Create new textr transform function (tf). You can pass default options when create new transform stack.

tf.use(...fn)

Register transform function as tf middleware.

tf.exec(text, options)

Process given text by the middlewares.

tf(text)

Identical to tf.exec(text). This alias makes tf just regular transform function, that you can register as middleware for textr as well.

var typorgapher = textr().use(typography, tools, here)
var autocorrector = textr().use(autocorrection, things)
var smiles = textr().use(text, to, smiles, goodies)

var tf = textr()
  .use(typographer)
  .use(autocorrector)
  .use(smiles)
;

tf(text); // oh, that's awesome!11

Plugins API

Each plugin will be called with 2 arguments: text and options setted on textr().

function plugin(text, options) {
  console.log(options); // { locale: 'ru' }
  return text;
}

To support String.prototype methods as transformation functions, this value is equal to the text.

There are plugins for PostHTML

Few words for plugin creators

:+1::tada: First off, you are awesome and thanks for taking the time to contribute! :tada::+1:

Testability

As far as we want to go beyond monolythic typographic engines, then we (as ecosystem) need to have small atomic 100% covered with tests plugins. That’s why please have index.js and test.js in the repository and .travis.yml to validate pull-requests. Badges about npm version, passing tests and tests coverage are optionable, but preferred.

Give a chance to npm scripts as cross-platform tool for automatization.

README

Everyone will read README, and only ones—sources. Please include in your readme file following sections: package name, description, installation instructions, usage section with spec from tests and license note.

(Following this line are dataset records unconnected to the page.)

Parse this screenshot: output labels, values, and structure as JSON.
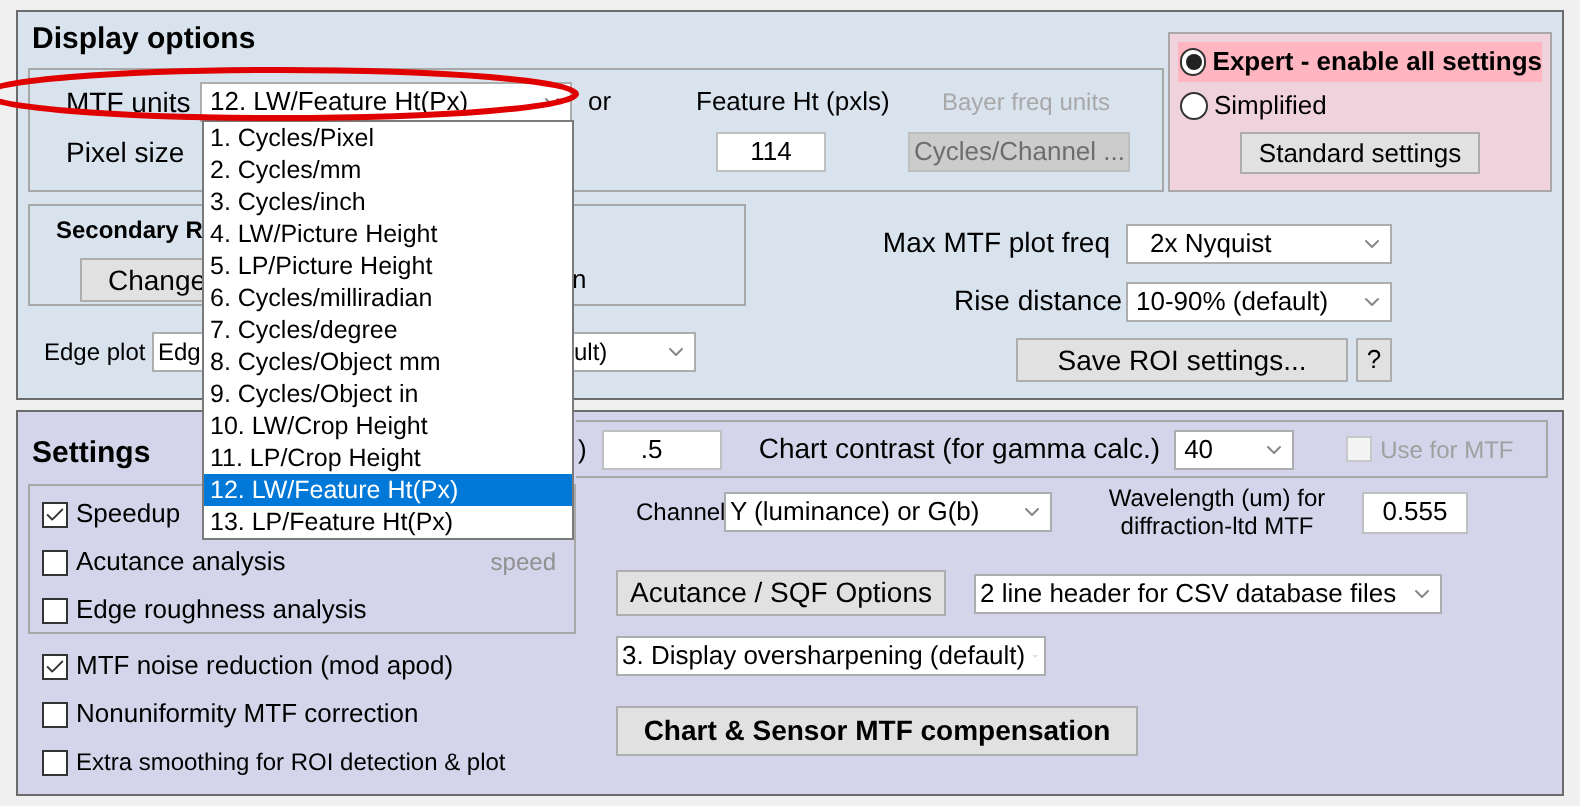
{
  "display_options": {
    "title": "Display options",
    "mtf_units": {
      "label": "MTF units",
      "value": "12. LW/Feature Ht(Px)",
      "options": [
        {
          "label": "1. Cycles/Pixel",
          "selected": false
        },
        {
          "label": "2. Cycles/mm",
          "selected": false
        },
        {
          "label": "3. Cycles/inch",
          "selected": false
        },
        {
          "label": "4. LW/Picture Height",
          "selected": false
        },
        {
          "label": "5. LP/Picture Height",
          "selected": false
        },
        {
          "label": "6. Cycles/milliradian",
          "selected": false
        },
        {
          "label": "7. Cycles/degree",
          "selected": false
        },
        {
          "label": "8. Cycles/Object mm",
          "selected": false
        },
        {
          "label": "9. Cycles/Object in",
          "selected": false
        },
        {
          "label": "10. LW/Crop Height",
          "selected": false
        },
        {
          "label": "11. LP/Crop Height",
          "selected": false
        },
        {
          "label": "12. LW/Feature Ht(Px)",
          "selected": true
        },
        {
          "label": "13. LP/Feature Ht(Px)",
          "selected": false
        }
      ]
    },
    "partial_label": "or",
    "feature_ht": {
      "label": "Feature Ht (pxls)",
      "value": "114"
    },
    "bayer_freq_units": {
      "label": "Bayer freq units",
      "value": "Cycles/Channel ...",
      "disabled": true
    },
    "pixel_size": {
      "label": "Pixel size"
    },
    "mode": {
      "options": [
        {
          "label": "Expert - enable all settings",
          "selected": true
        },
        {
          "label": "Simplified",
          "selected": false
        }
      ],
      "button": "Standard settings"
    },
    "secondary": {
      "title": "Secondary R",
      "button": "Change",
      "partial_text": "n"
    },
    "max_mtf_plot_freq": {
      "label": "Max MTF plot freq",
      "value": "2x Nyquist"
    },
    "rise_distance": {
      "label": "Rise distance",
      "value": "10-90% (default)"
    },
    "save_button": "Save ROI settings...",
    "help_button": "?",
    "edge_plot": {
      "label": "Edge plot",
      "value_start": "Edg",
      "value_end": "ult)"
    }
  },
  "settings": {
    "title": "Settings",
    "partial_label": ")",
    "threshold_value": ".5",
    "chart_contrast": {
      "label": "Chart contrast (for gamma calc.)",
      "value": "40"
    },
    "use_for_mtf": {
      "label": "Use for MTF",
      "checked": false,
      "disabled": true
    },
    "group_checks": [
      {
        "label": "Speedup",
        "checked": true
      },
      {
        "label": "Acutance analysis",
        "checked": false
      },
      {
        "label": "Edge roughness analysis",
        "checked": false
      }
    ],
    "partial_hint": "speed",
    "checks": [
      {
        "label": "MTF noise reduction (mod apod)",
        "checked": true
      },
      {
        "label": "Nonuniformity MTF correction",
        "checked": false
      },
      {
        "label": "Extra smoothing for ROI detection & plot",
        "checked": false
      }
    ],
    "channel": {
      "label": "Channel",
      "value": "Y (luminance) or G(b)"
    },
    "wavelength": {
      "label": "Wavelength (um) for diffraction-ltd MTF",
      "value": "0.555"
    },
    "acutance_button": "Acutance / SQF Options",
    "csv_header": {
      "value": "2 line header for CSV database files"
    },
    "oversharpening": {
      "value": "3. Display oversharpening (default)"
    },
    "compensation_button": "Chart & Sensor MTF compensation"
  }
}
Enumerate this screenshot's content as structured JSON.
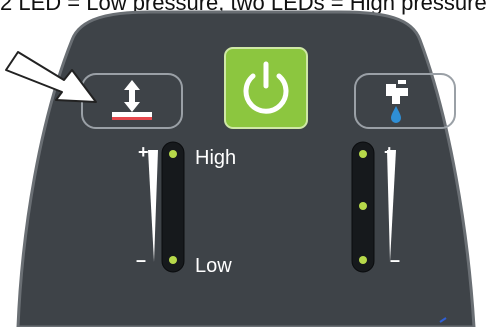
{
  "caption": "2 LED = Low pressure, two LEDs = High pressure",
  "buttons": {
    "pressure_mode": {
      "icon": "pressure-icon"
    },
    "power": {
      "icon": "power-icon",
      "color": "#8cc63f"
    },
    "water": {
      "icon": "faucet-icon"
    }
  },
  "left_indicator": {
    "high_label": "High",
    "low_label": "Low",
    "plus_symbol": "+",
    "minus_symbol": "–",
    "led_color": "#b7d94a"
  },
  "right_indicator": {
    "plus_symbol": "+",
    "minus_symbol": "–",
    "led_color": "#b7d94a"
  },
  "colors": {
    "panel": "#3e4348",
    "panel_edge": "#6a6f74",
    "accent_green": "#8cc63f",
    "water_drop": "#2f8fd6"
  }
}
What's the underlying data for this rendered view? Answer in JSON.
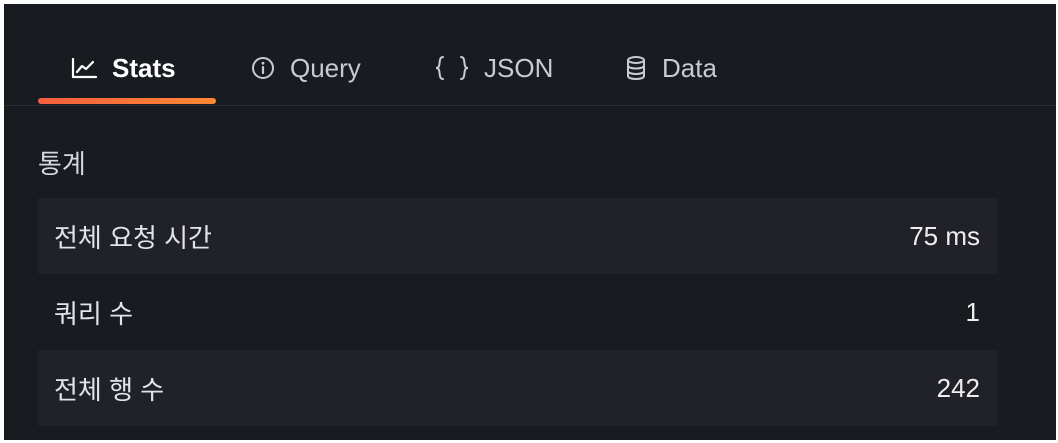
{
  "tabs": [
    {
      "label": "Stats",
      "icon": "chart-line-icon",
      "active": true
    },
    {
      "label": "Query",
      "icon": "info-circle-icon",
      "active": false
    },
    {
      "label": "JSON",
      "icon": "braces-icon",
      "active": false
    },
    {
      "label": "Data",
      "icon": "database-icon",
      "active": false
    }
  ],
  "section": {
    "title": "통계"
  },
  "stats": [
    {
      "label": "전체 요청 시간",
      "value": "75 ms"
    },
    {
      "label": "쿼리 수",
      "value": "1"
    },
    {
      "label": "전체 행 수",
      "value": "242"
    }
  ],
  "colors": {
    "panel_bg": "#181b1f",
    "row_bg": "#202227",
    "accent_start": "#f55f3e",
    "accent_end": "#ff8833"
  }
}
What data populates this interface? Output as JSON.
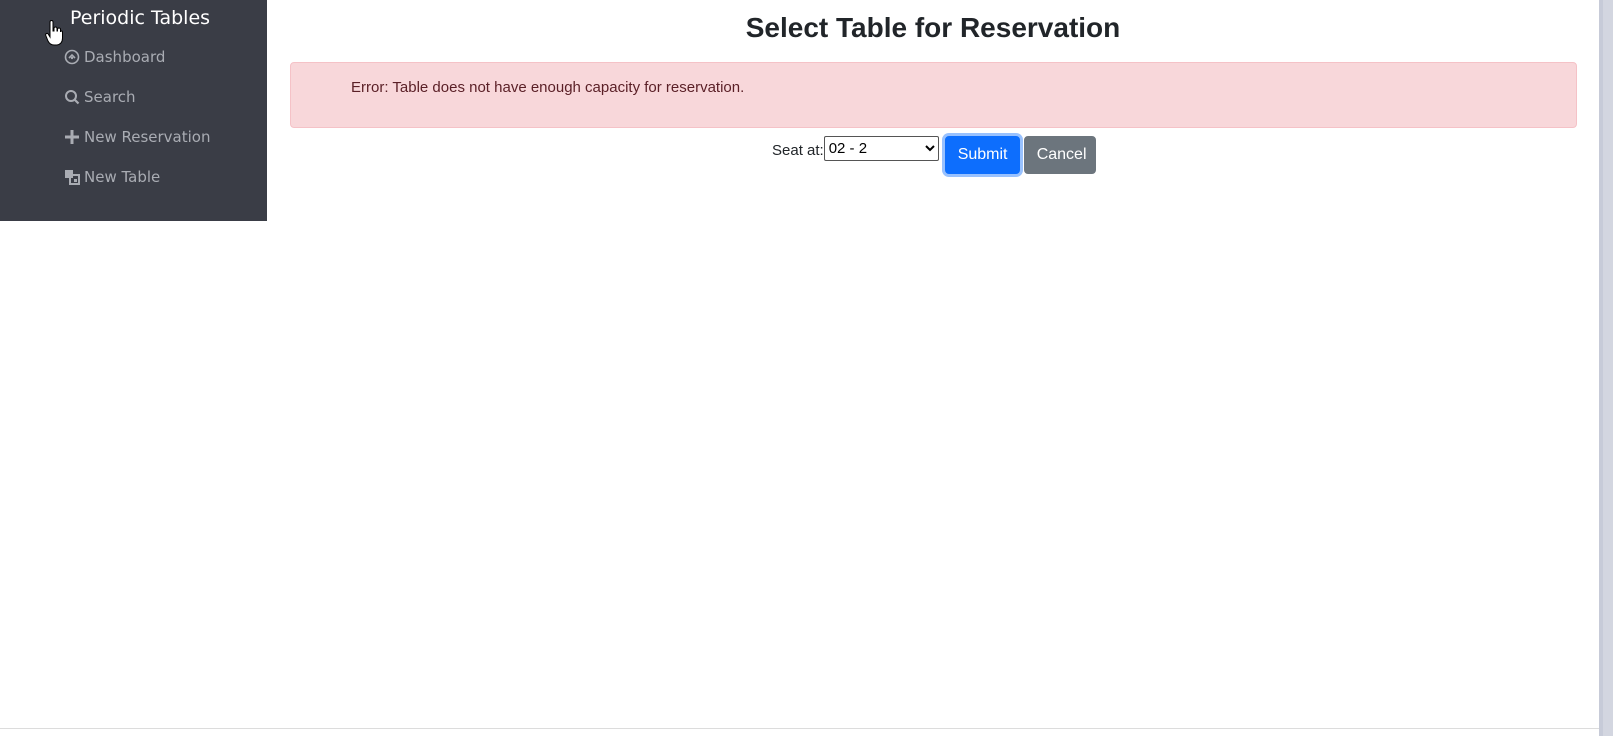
{
  "sidebar": {
    "brand": "Periodic Tables",
    "items": [
      {
        "label": "Dashboard",
        "icon": "dashboard-icon"
      },
      {
        "label": "Search",
        "icon": "search-icon"
      },
      {
        "label": "New Reservation",
        "icon": "plus-icon"
      },
      {
        "label": "New Table",
        "icon": "table-icon"
      }
    ]
  },
  "main": {
    "title": "Select Table for Reservation",
    "error": "Error: Table does not have enough capacity for reservation.",
    "seat_label": "Seat at:",
    "seat_value": "02 - 2",
    "submit_label": "Submit",
    "cancel_label": "Cancel"
  },
  "colors": {
    "sidebar_bg": "#3a3d46",
    "alert_bg": "#f8d7da",
    "primary": "#0d6efd",
    "secondary": "#6c757d"
  }
}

License note is important for enterprise users. We want to create ecosystem, so it’s reasonable to have a link to textr in README’s plugins, good place for it is in the top, maybe in the short description.

'locale' option consistence

tl;dr: Use ISO 639 and rely on locale codes like these: en-uk, en-us, zh-Hans, ru, da, sv—regular values for lang attribute.

Typography is locale dependent by it’s nature, that’s why locale option is most usable option and this is a good reason to be consistent about. We looked around and found that ISO 639 standard is very well fits us, the fact that it was chosen by w3c for defining lang attribute assure us to use this unification.